As I put on my robe, Samuel goes on to explain, “You’re broken because you don’t have any balls. Ha ha ha! You have a ‘gina!”. Sweet relief! I don’t have to send my kids to therapy – they can go when they can pay for it themselves! But hold up. Wait a minute. What the fuck did you just say? I’m BROKEN because I don’t have a penis? I understand that living with 2 brothers and a father would naturally lend itself to a penis majority mentality. But it doesn’t mean that not having a penis means I’m lesser, which is what Samuel was insinuating with all of his innocent observations.
Then I just got pissed. In my bathrobe, I told my 3 year old, in no certain terms, that having a penis does not equate superiority. I said to him, “I grew up with three brothers and know how to clothesline you so you better watch your mouth. Plus, you came out of my ‘gina…by the way…it’s VA-gina….but you’re just a baby so don’t know what you’re talking about.” He retorts, “I’m not a baby. I’m a big boy.” His selfish, apathetic response to my threats coupled with his insistence of me being wrong in any capacity started to infuriate me even more. So I said to him, “Well, if you’re a big boy, then you can go get a job and wipe your own butt”. Ever the one-upper, Samuel responded, “I don’t have to because dad will do it”.

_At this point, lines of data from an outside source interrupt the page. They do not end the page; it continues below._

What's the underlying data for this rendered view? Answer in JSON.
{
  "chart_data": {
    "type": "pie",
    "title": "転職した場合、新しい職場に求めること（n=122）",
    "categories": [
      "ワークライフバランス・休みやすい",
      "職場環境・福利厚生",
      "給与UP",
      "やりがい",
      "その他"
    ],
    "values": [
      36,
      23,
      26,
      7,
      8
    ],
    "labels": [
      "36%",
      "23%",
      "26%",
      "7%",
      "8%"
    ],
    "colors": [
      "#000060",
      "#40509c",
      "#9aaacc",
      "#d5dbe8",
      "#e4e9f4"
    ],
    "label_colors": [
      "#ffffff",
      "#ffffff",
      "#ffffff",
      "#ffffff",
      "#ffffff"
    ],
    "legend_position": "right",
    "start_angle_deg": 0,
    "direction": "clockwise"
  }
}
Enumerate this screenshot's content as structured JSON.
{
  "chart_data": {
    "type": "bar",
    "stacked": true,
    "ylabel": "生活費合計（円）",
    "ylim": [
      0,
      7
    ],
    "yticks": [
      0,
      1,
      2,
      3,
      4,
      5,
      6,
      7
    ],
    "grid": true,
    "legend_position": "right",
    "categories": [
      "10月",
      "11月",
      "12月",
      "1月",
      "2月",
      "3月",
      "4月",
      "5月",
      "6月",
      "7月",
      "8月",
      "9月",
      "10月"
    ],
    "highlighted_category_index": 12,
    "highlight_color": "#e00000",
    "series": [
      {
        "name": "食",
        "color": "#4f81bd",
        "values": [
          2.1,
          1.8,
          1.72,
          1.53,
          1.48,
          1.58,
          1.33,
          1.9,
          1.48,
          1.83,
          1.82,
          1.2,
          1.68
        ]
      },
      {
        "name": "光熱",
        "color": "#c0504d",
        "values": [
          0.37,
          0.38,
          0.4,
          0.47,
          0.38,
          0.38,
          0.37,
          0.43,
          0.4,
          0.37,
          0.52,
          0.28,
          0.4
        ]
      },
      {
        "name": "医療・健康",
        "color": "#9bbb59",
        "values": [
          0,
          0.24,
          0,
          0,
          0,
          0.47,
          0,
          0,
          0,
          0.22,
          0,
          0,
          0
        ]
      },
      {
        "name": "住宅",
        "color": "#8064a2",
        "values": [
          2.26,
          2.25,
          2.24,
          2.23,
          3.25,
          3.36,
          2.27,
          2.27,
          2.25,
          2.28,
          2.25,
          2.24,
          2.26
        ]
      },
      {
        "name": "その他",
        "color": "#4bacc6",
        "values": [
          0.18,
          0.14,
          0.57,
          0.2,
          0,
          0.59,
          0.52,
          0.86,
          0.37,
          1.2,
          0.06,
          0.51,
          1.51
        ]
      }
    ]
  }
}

Rather than continuing this inane argument, I got dressed into my rhino mom uniform of black knit pants and black t-shirt, muttering defeat about our bullshit patriarchal society. So when you go to Target and see a mom with greasy hair, 2-day old eye makeup smeared on her face, and kids pulling at her for EVERYTHING, know that she’s already been reminded by her children how she hasn’t met some innocuous standard of living predicated upon a child’s barometer. Have compassion for her. She’s not a hoosier – she’s a mom. And she will fuck you up.